For GhostDB, detection is configured under Policy Templates → Detectors. For GhostAI, detection is configured under GhostAI → LLM → Detection, which has sub-tabs for Entities, Custom Entities, Regex Detectors, and Source Code.
Built-in detectors
Dymium includes a built-in PII detection model that recognizes the following entity types:
| Entity | Description |
|---|---|
| Address | Street addresses, mailing addresses |
| Age | Age values |
| Date/Time | Dates, times, timestamps |
| Email addresses | |
| IP Address | IPv4 and IPv6 addresses |
| Location | Geographic locations, landmarks |
| Name | Person names |
| Organization | Company and organization names |
| Password | Password values |
| Phone | Phone numbers |
| SSN | US Social Security Numbers |
| URL | Web URLs |
| Username | Usernames and login identifiers |
These built-in detectors cannot be removed but their associated actions can be configured per policy template.
Regular expression detectors
Administrators can create custom detectors using regular expressions. There are two types:
- Regexp for Table Columns — matches against database column names. For example, a pattern like
(vin|VehicleIdentificationNumber)would flag any column whose name contains "vin". This is useful for detecting domain-specific sensitive data that the built-in model may not recognize. - Regexp for Content — matches against the actual data content in database columns (based on a subsample). For example, a pattern matching credit card number formats.
Dymium ships with a set of pre-built column-name patterns covering common sensitive categories including citizenship, criminal history, device IDs, ethnic background, medical information, religious affiliation, sexual orientation, vehicle identification numbers, and more. These can be edited or extended.
To add a custom regular expression detector:
- Navigate to the Regular Expressions tab under Detectors.
- Enter a Name for the detector.
- Select the Type (column name or content).
- Enter the Regular Expression.
- Configure the action for each policy template.
- Click Apply.
User-defined patterns
For cases where regular expressions are too broad, administrators can define exact-match entity lists. These are literal strings that should always be treated as sensitive — for example, specific internal project names, codenames, or proprietary terms.
Patterns can be added in two ways:
- Manual entry — type or paste values into the text area, separated by commas or newlines.
- File upload — upload a
.txtfile containing one pattern per line.
The system automatically detects and removes duplicates when new patterns are added. Existing patterns can be searched, individually deleted, or cleared entirely.
Source code blocking
GhostAI can detect and block source code in prompts to prevent proprietary code from being sent to public LLMs. This is configured under GhostAI → LLM → Detection → Source Code:
- Prevent posting source code in a prompt — toggle to enable or disable source code detection.
- Detection confidence threshold (1–99%) — lower values are more sensitive (flag more content as code), higher values are less sensitive. The default is 80%.
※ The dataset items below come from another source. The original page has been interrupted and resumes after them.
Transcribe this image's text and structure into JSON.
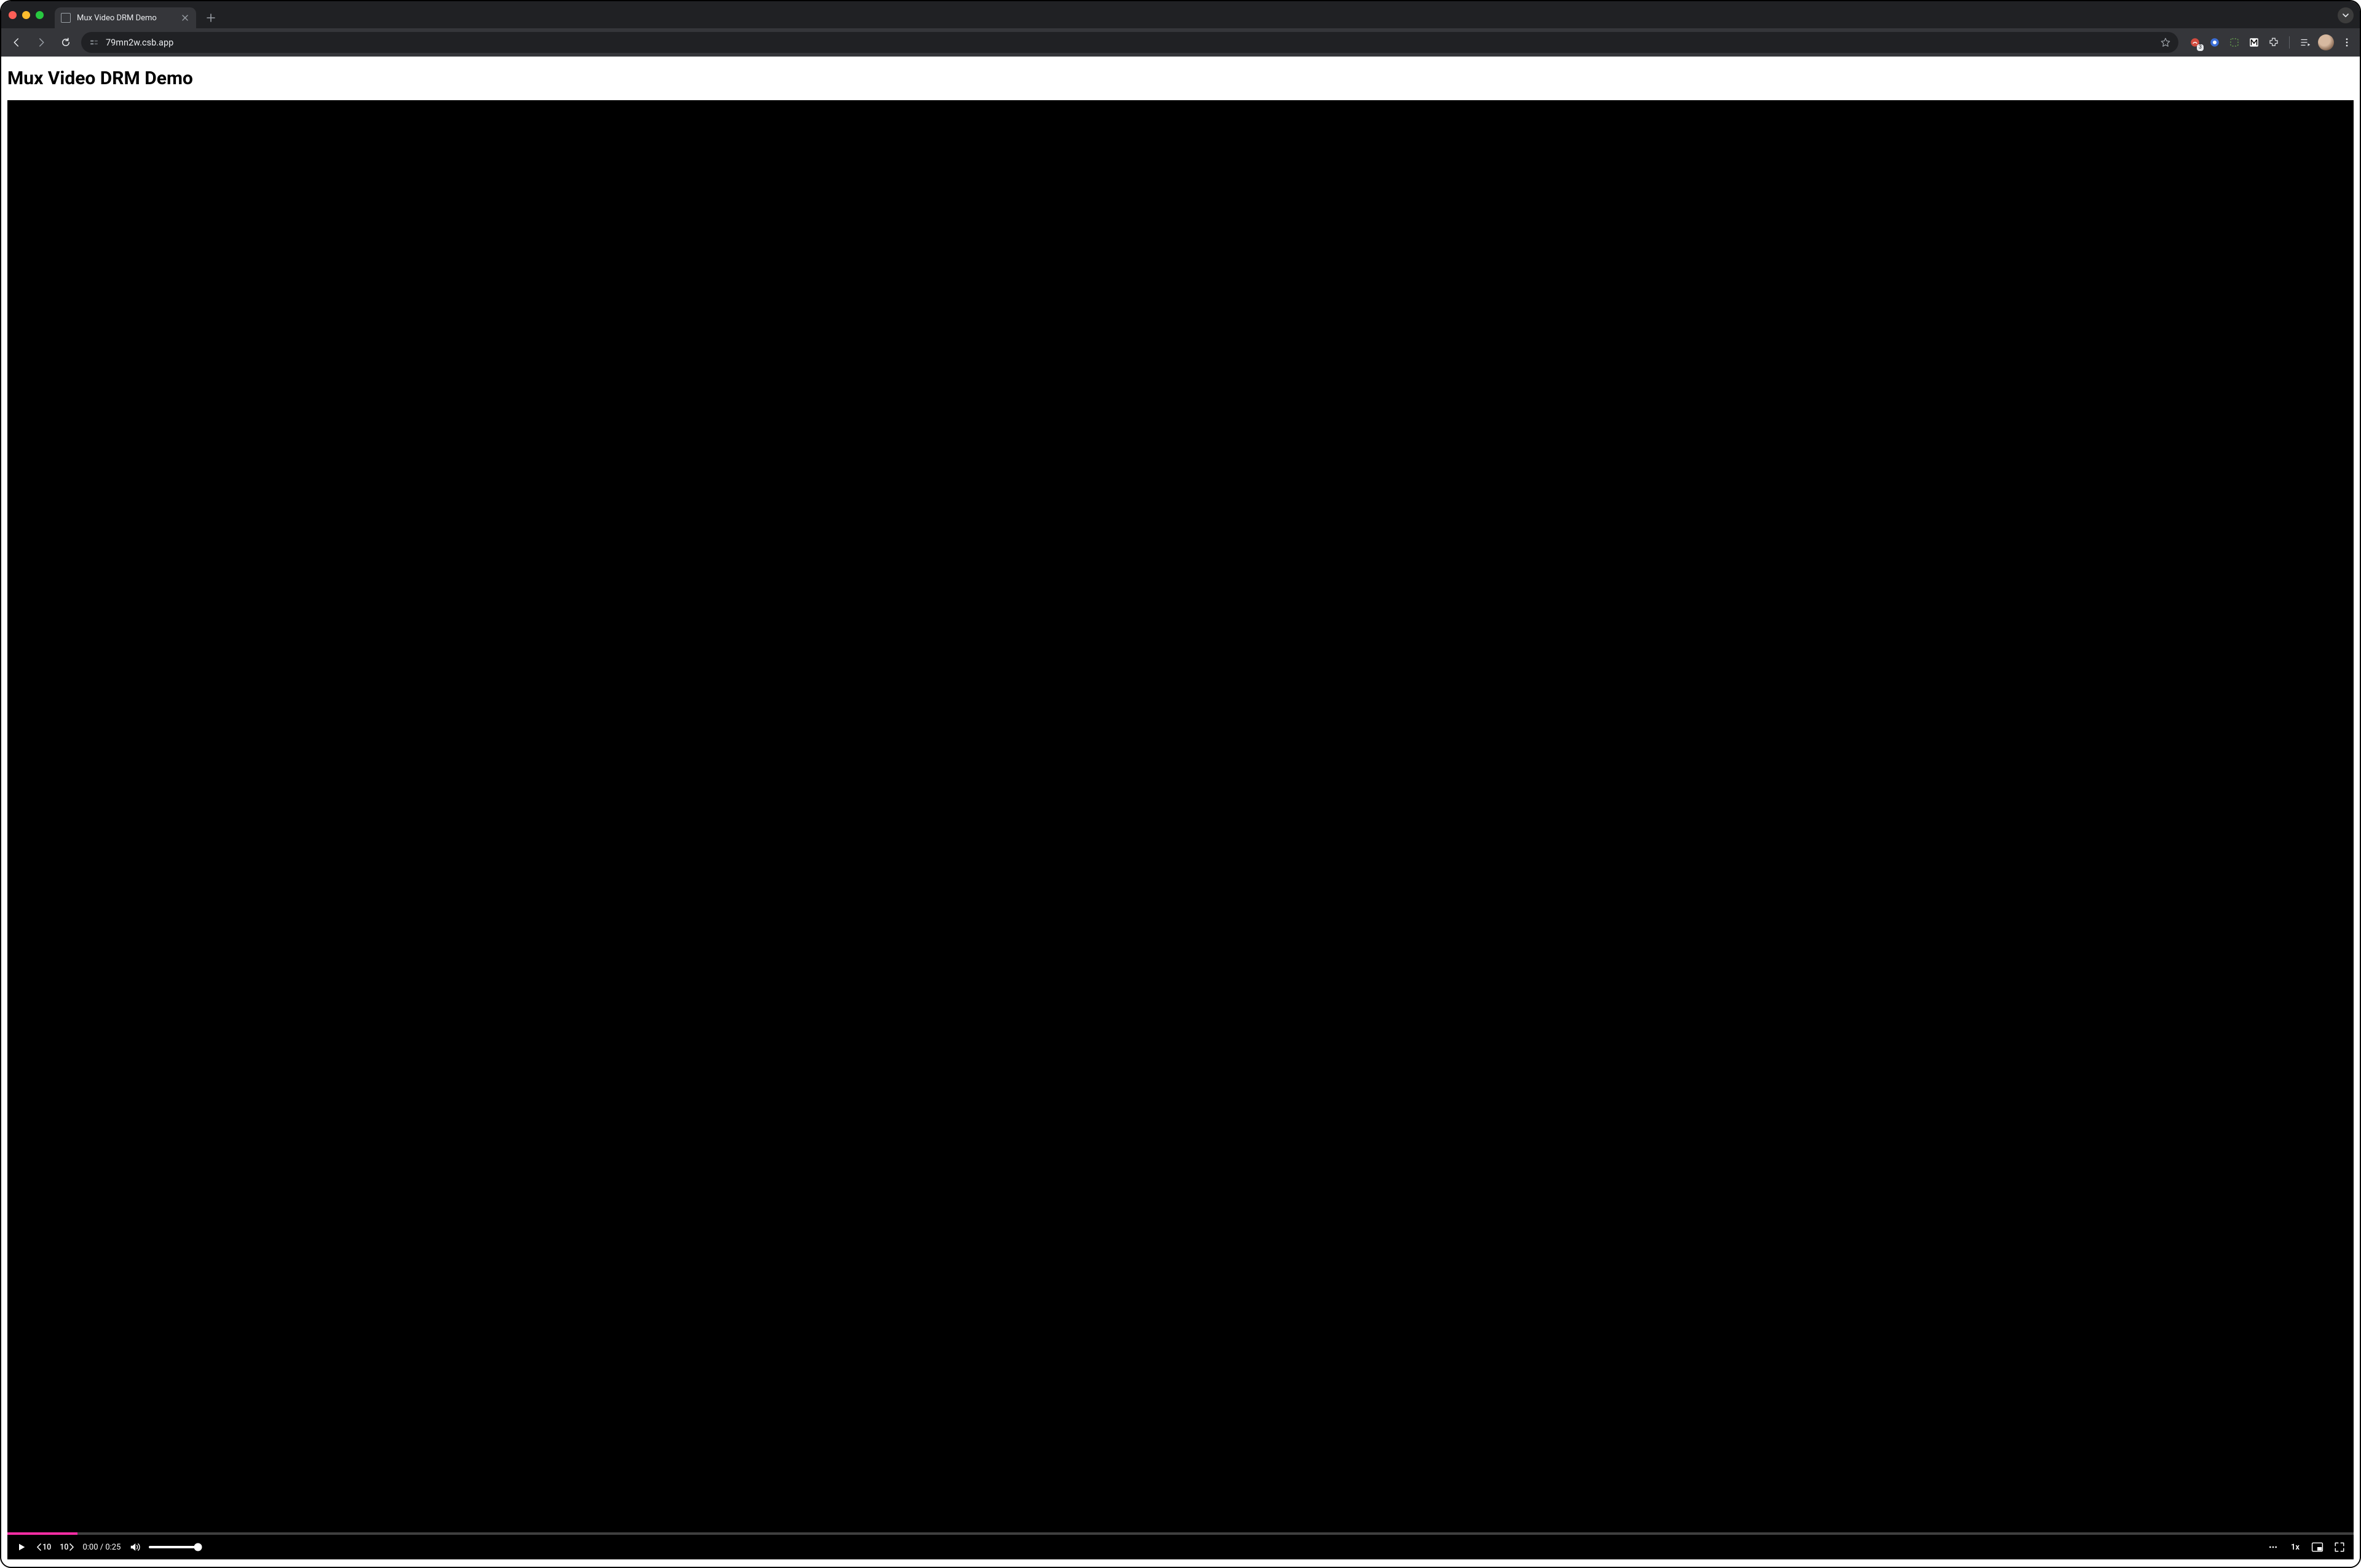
{
  "browser": {
    "tab_title": "Mux Video DRM Demo",
    "url": "79mn2w.csb.app"
  },
  "page": {
    "heading": "Mux Video DRM Demo"
  },
  "player": {
    "skip_back_label": "10",
    "skip_fwd_label": "10",
    "current_time": "0:00",
    "time_separator": " / ",
    "duration": "0:25",
    "progress_percent": 3,
    "volume_percent": 100,
    "playback_rate_label": "1x"
  }
}
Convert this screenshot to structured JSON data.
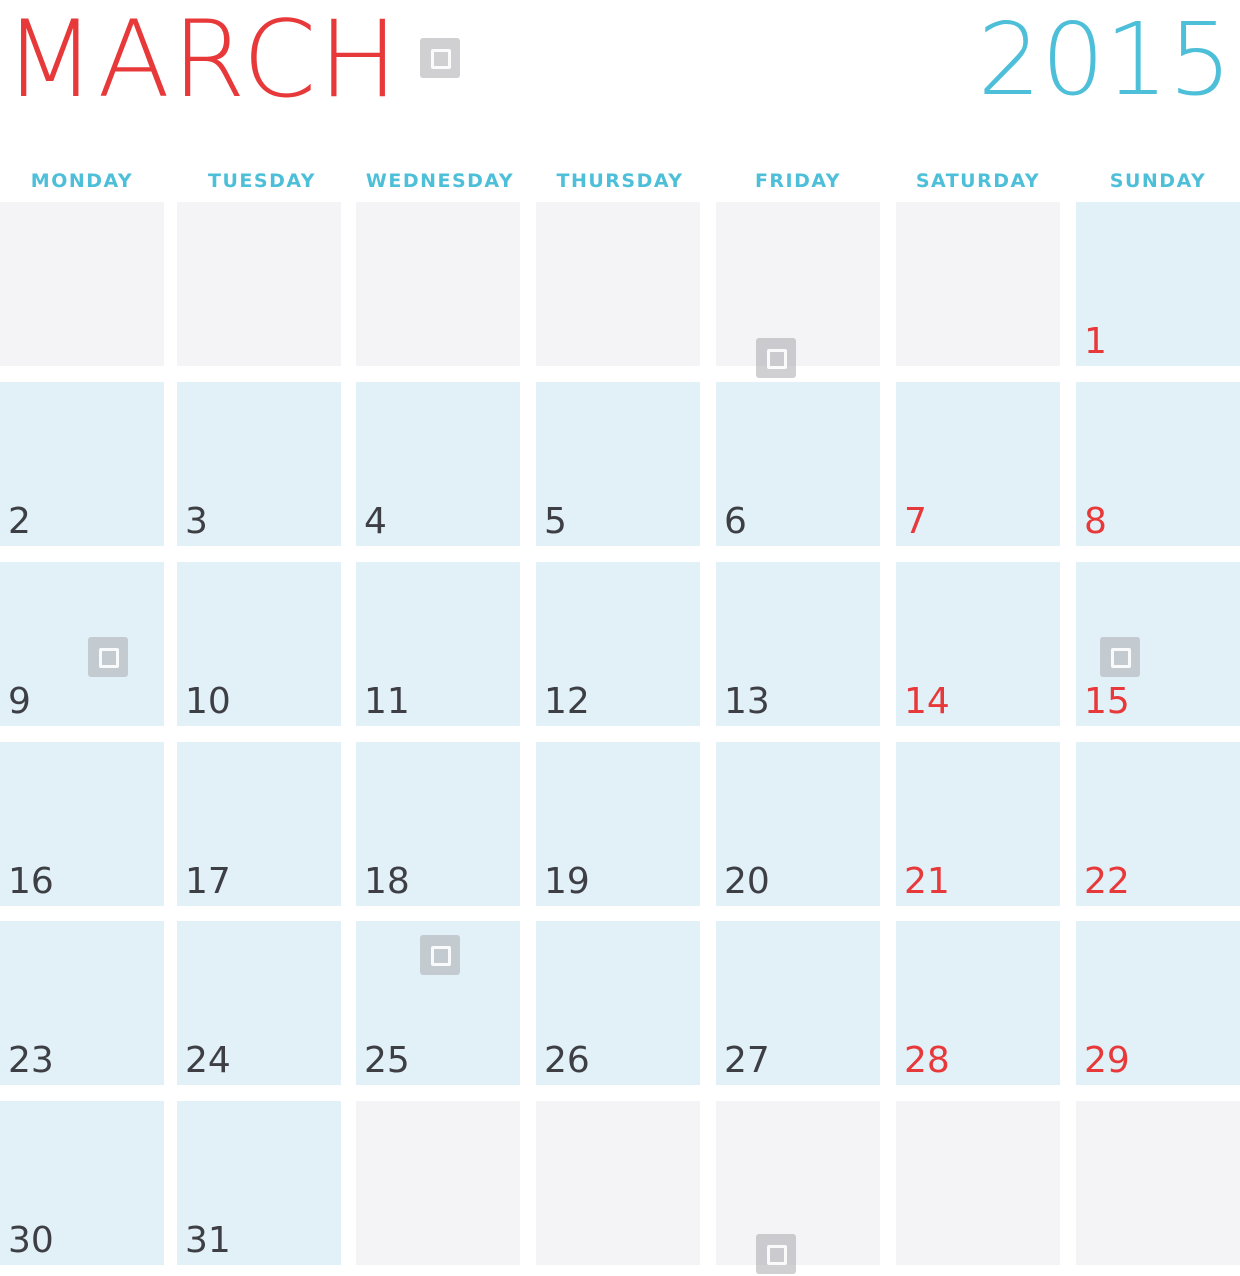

- Detect computer languages — choose which programming languages to detect. Individual languages can be enabled or disabled, or use Select/Deselect All.
Note: source code blocking prevents uploading proprietary code to the LLM. Asking the LLM to generate code examples or discussing code concepts is still allowed.
Actions per policy template
Each detected entity type can be assigned one of four actions, configured per policy template:
| Action | Effect |
|---|---|
| Allow | No transformation — data passes through unchanged |
| Block | Field is completely denied — it does not appear in the Ghost Database |
| Redact | Field value is replaced with a placeholder (e.g., [REDACTED]) |
| Obfuscate | Field value is replaced with synthetic, format-preserving data |
Different policy templates can assign different actions to the same entity type, allowing the same data to be treated differently for different groups of users.